His enthusiasm for internal domestic space palled. Things were getting decidedly sub-optimal, so it was time to take to the road, or more precisely to the railway track. He hadn’t seen his son for a time not determined, and wondered had he succumbed to the multi-system pathogen?
Early in his odyssey Don learned the repurposing of the selfie stick. Bonhomie and social bonding initially the principal drive, he had attached a smartphone to it for the socially relevant aim of arm’s length distant photography. As the masts died, some of them responsibly immolated in an attempt to appease the pathogen, the smartphone was eventually consigned to a wet ditch where its battery faded, flashing and beeping a fifteen percent warning in the face of a passing vole and then along with everything and everyone else switching to monochrome battery saver mode before switching off. The stick however. One day feeling slightly heady having sipped off the last of a limited edition presentation case of eighteen percent liquorice and blueberry Imperial stout, Don was coasting through a rural two platform station where the announcements still played out to the carpark on a taped standby powered loop, when he noticed a group arguing with vitriol. The argument was to do with parking, all spaces in the carpark taken and all roadside spaces for fifty miles in either direction over the lovely rolling hills occupied too. Designated drivers leaned demurely on the carpark’s dry stone perimeter, sucking on the last of their Waitrose coriander and locust bean frozen yoghurts, but their passengers, drunk and entitled to their very core on the last ever Ocado delivery of their special reserve eucalyptus and fennel wild yeast oatmeal yellow porter, fought and shouted for all they might have been worth had events panned out differently. Instinctively, teacher mode of old kicking in, Don intervened, trying to appeal to their better selves. Ay there was the rub, for the pathogen had shut down all conscious systems leaving only autonomic speech and movement. A kind of walking coma. ‘What’s it got to do with you? We’re as entitled as you are to be out walking. Why should they have priority parking? What are you talking about? I only live four thousand miles away. The current guidelines say my dog needs its daily exercise and its bagged up shit in the open air. Not my fault if the dog bins are full. I’ll just leave it here. I’m not paid to sort it out.’ It was then that the now classic selfie stick through the eye socket move was born, spontaneously and out of need.

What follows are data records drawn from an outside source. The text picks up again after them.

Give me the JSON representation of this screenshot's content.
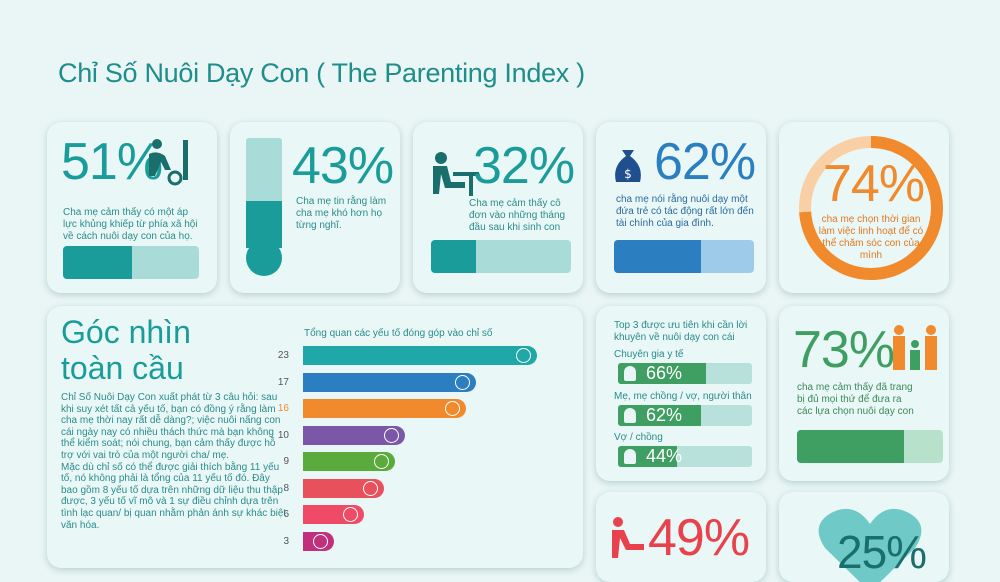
{
  "title": "Chỉ Số Nuôi Dạy Con ( The Parenting Index )",
  "stats": {
    "s51": {
      "value": "51%",
      "text": "Cha mẹ cảm thấy có một áp lực khủng khiếp từ phía xã hội về cách nuôi dạy con của họ.",
      "fill": 0.51
    },
    "s43": {
      "value": "43%",
      "text": "Cha mẹ tin rằng làm cha mẹ khó hơn họ từng nghĩ.",
      "fill": 0.43
    },
    "s32": {
      "value": "32%",
      "text": "Cha mẹ cảm thấy cô đơn vào những tháng đầu sau khi sinh con",
      "fill": 0.32
    },
    "s62": {
      "value": "62%",
      "text": "cha mẹ nói rằng nuôi dạy một đứa trẻ có tác động rất lớn đến tài chính của gia đình.",
      "fill": 0.62
    },
    "s74": {
      "value": "74%",
      "text": "cha mẹ chọn  thời gian làm việc linh hoạt để có thể chăm sóc con của mình",
      "fill": 0.74
    },
    "s73": {
      "value": "73%",
      "text": "cha mẹ cảm thấy đã trang bị đủ mọi thứ để đưa ra các lựa chọn nuôi dạy con",
      "fill": 0.73
    },
    "s49": {
      "value": "49%"
    },
    "s25": {
      "value": "25%"
    }
  },
  "global": {
    "heading_line1": "Góc nhìn",
    "heading_line2": "toàn cầu",
    "body": "Chỉ Số Nuôi Dạy Con xuất phát từ 3 câu hỏi: sau khi suy xét tất cả yếu tố, bạn có đồng ý rằng làm cha mẹ thời nay rất dễ dàng?; việc nuôi nấng con cái ngày nay có nhiều thách thức mà bạn không thể kiểm soát; nói chung, bạn cảm thấy được hỗ trợ với vai trò của một người cha/ mẹ.\nMặc dù chỉ số có thể được giải thích bằng 11 yếu tố, nó không phải là tổng của 11 yếu tố đó. Đây bao gồm 8 yếu tố dựa trên những dữ liệu thu thập được, 3 yếu tố vĩ mô và 1 sự điều chỉnh dựa trên tình lạc quan/ bị quan nhằm phản ánh sự khác biệt văn hóa.",
    "chart_title": "Tổng quan các yếu tố đóng góp vào chỉ số"
  },
  "chart_data": {
    "type": "bar",
    "title": "Tổng quan các yếu tố đóng góp vào chỉ số",
    "orientation": "horizontal",
    "categories": [
      "23",
      "17",
      "16",
      "10",
      "9",
      "8",
      "6",
      "3"
    ],
    "values": [
      23,
      17,
      16,
      10,
      9,
      8,
      6,
      3
    ],
    "colors": [
      "#20a8a8",
      "#2b7fc1",
      "#f08a2c",
      "#7b57a8",
      "#5aaa3c",
      "#e8505b",
      "#ef4b66",
      "#c1307c"
    ],
    "label_colors": [
      "#555555",
      "#555555",
      "#f08a2c",
      "#555555",
      "#555555",
      "#555555",
      "#555555",
      "#555555"
    ],
    "icons": [
      "stroller-icon",
      "piggy-bank-icon",
      "baby-icon",
      "child-icon",
      "play-icon",
      "heart-icon",
      "hands-icon",
      "person-icon"
    ],
    "xlim": [
      0,
      23
    ]
  },
  "priorities": {
    "title": "Top 3 được ưu tiên khi cần lời khuyên về nuôi dạy con cái",
    "items": [
      {
        "label": "Chuyên gia y tế",
        "value": "66%",
        "fill": 0.66
      },
      {
        "label": "Mẹ, mẹ chồng / vợ, người thân",
        "value": "62%",
        "fill": 0.62
      },
      {
        "label": "Vợ / chồng",
        "value": "44%",
        "fill": 0.44
      }
    ]
  },
  "colors": {
    "teal": "#1a9c9a",
    "teal_light": "#a9dcd9",
    "blue": "#2b7fc1",
    "orange": "#f08a2c",
    "green": "#3f9e61",
    "red": "#e8424c"
  }
}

Popping back to the very narrative hot August railtrack current, the stick had since been sharpened and a little modified aerodynamically, and the efficacy of the move perfected, encounters with strangers always opening with the mettle-probing ‘How many wankers have you killed?’. The basking shark spotter had finished his autonomic whine and was reaching into his pocket for another can of Fear And Emotional Evisceration. Muscle memory twitched Don’s hand down towards the stick. But then cause for pause in the familiar shape of a small boy riding the sleepers toward him on a brightly coloured seventies Chopper bicycle breaking the horizon shimmer. Smelling the onset of indifference, the wanker lost interest and moved across the tracks. The small boy dismounted. ‘For fuck’s sake Dad. State of you. Get yourself home.’